2. More accurate display: the way of getting OD enlarged values of the present invention is mentioned above, so the OD enlarged values are nearly the same as real OD measured values. That makes the present invention can more accurate display.

3. Saving hardware source for memory: that is because of that the storage space of the OD enlarged values of the present invention is smaller than OD measured values.

4. Wider working range, with the storage space advantage mentioned above, the present invention can have different OD enlarged value tables for satisfying different using demands in different places, latitudes, and working environments.

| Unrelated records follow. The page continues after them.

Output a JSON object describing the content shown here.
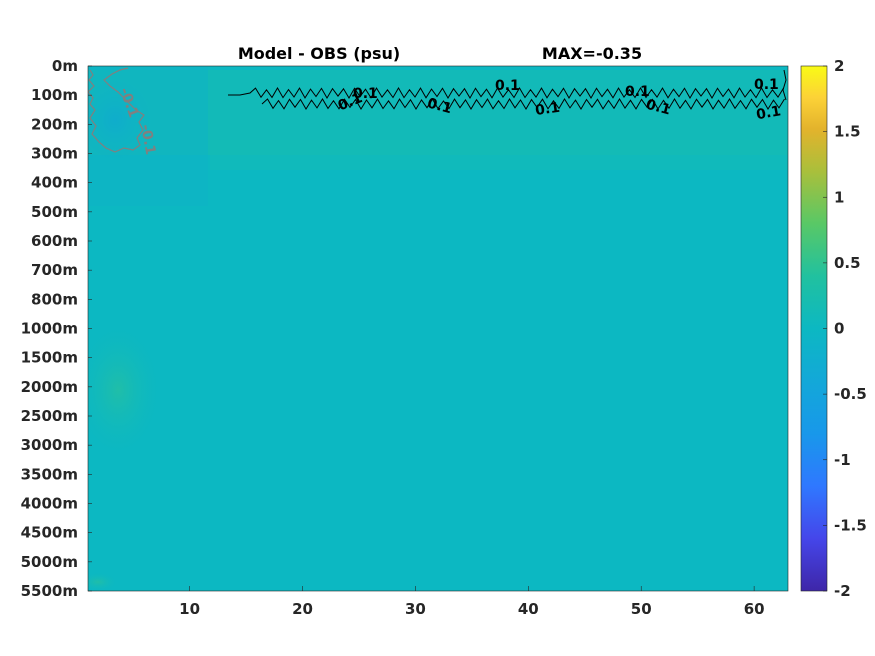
{
  "chart_data": {
    "type": "heatmap",
    "title": "Model - OBS (psu)",
    "max_label": "MAX=-0.35",
    "x_ticks": [
      10,
      20,
      30,
      40,
      50,
      60
    ],
    "xlim": [
      1,
      63
    ],
    "y_ticks": [
      "0m",
      "100m",
      "200m",
      "300m",
      "400m",
      "500m",
      "600m",
      "700m",
      "800m",
      "1000m",
      "1500m",
      "2000m",
      "2500m",
      "3000m",
      "3500m",
      "4000m",
      "4500m",
      "5000m",
      "5500m"
    ],
    "colorbar": {
      "ticks": [
        "2",
        "1.5",
        "1",
        "0.5",
        "0",
        "-0.5",
        "-1",
        "-1.5",
        "-2"
      ],
      "clim": [
        -2,
        2
      ],
      "colors": [
        "#3e26a8",
        "#4546ea",
        "#2f78ff",
        "#1898ea",
        "#0cb8c2",
        "#21c19f",
        "#59c866",
        "#aabf3b",
        "#e3b32c",
        "#fcd237",
        "#f9fb15"
      ]
    },
    "background_value": 0.0,
    "contours": [
      {
        "level": 0.1,
        "color": "#000000",
        "label": "0.1"
      },
      {
        "level": -0.1,
        "color": "#808080",
        "label": "-0.1"
      }
    ],
    "contour_labels": {
      "positive": [
        "0.1",
        "0.1",
        "0.1",
        "0.1",
        "0.1",
        "0.1",
        "0.1",
        "0.1",
        "0.1"
      ],
      "negative": [
        "-0.1",
        "-0.1"
      ]
    }
  }
}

In conclusion, according to the description disclosed above, the present invention surely can achieve the expected object thereof to provide a faster and more accurate responding and displaying color display system for various color display devices, it has a high industrial value. Therefore, what we claim as new and desire to be secured by Letters Patent of the United States are:

Claims

1. A color display system having: a color signal source for proving color signal; a buffer unit for temporary saving a grayscale of a pre-frame of a color display system; a storage unit for saving OD (Over Driving) shrink value tables P, Q, R, and S; an enlarging module for enlarging OD values, including a collecting unit, a calculating unit, and a enlarging unit; a comparing unit; and a multi-functional comparing unit; the color display system comprising the steps of: (1) inputting a grayscale of a pre-frame from the buffer unit to the enlarging module, and inputting grayscale of a now-frame from the color signal source to the comparing unit, the now-frame is after the pre-frame; (2) the collecting unit collecting some specific shrink OD values from the shrink OD value tables P, Q, R, and S by reference the grayscales of the pre-frame and the now-frame to build grayscale functions g1(y), g2(y) h1(x), and h2(x), calculating the grayscale functions by the calculating unit to develop grayscale functions g(y) and h(x), then the enlarging unit enlarging and getting a OD enlarged value with the function ƒ(x, y)=c×h(x)×g(y); (3) the comparing unit comparing the grayscales of the pre-frame and the now-frame, if the grayscales being the same or nearly the same, the comparing unit submitting a signal for OD technique free; and (4) the OD enlarged value, the grayscale of the now-frame, and the signal for OD technique free can being inputting into the multi-functional comparing unit, if the multi-functional comparing unit get the signal for OD technique free, it submitting the grayscale of the now-frame, if not, submitting the OD enlarged value; thereby, running the steps above for a color display system faster and more accurate displaying.

2. The color display system as in claim 1, wherein said shrink OD value tables P, Q, R, and S are shrink OD value tables P1-PN, Q1-QN, R1-RN and S1-SN, which depends on temperature, N is the sum number of the tables.

3. The color display system as in claim 1, wherein said enlarging module further has a compensating unit for choosing some specific shrink OD value tables from the shrink OD value tables P, Q, R and S depends on temperature demands and inputting to the collecting unit.

4. The color display system as in claim 1, wherein said function ƒ(x, y)=c×h(x)×g(y) can be polynomial, bilinear, or liner combination of orthogonal functions.

5. The color display system as in claim 1, wherein said color signal is at least one of 8 bits red, green, and blue color signals (R, G, B).

6. The color display system as in claim 1, wherein the OD enlarged value submitted from the multi-functional comparing unit can be output to a panel, driver, or T-con (Timing Controller).

7. The color display system as in claim 1, wherein the system is LCD (liquid crystal display), PDP (Plasma Display Panel), TFT, OLED (Organic Electro Luminesence Display), or PLED (Polymer OLED).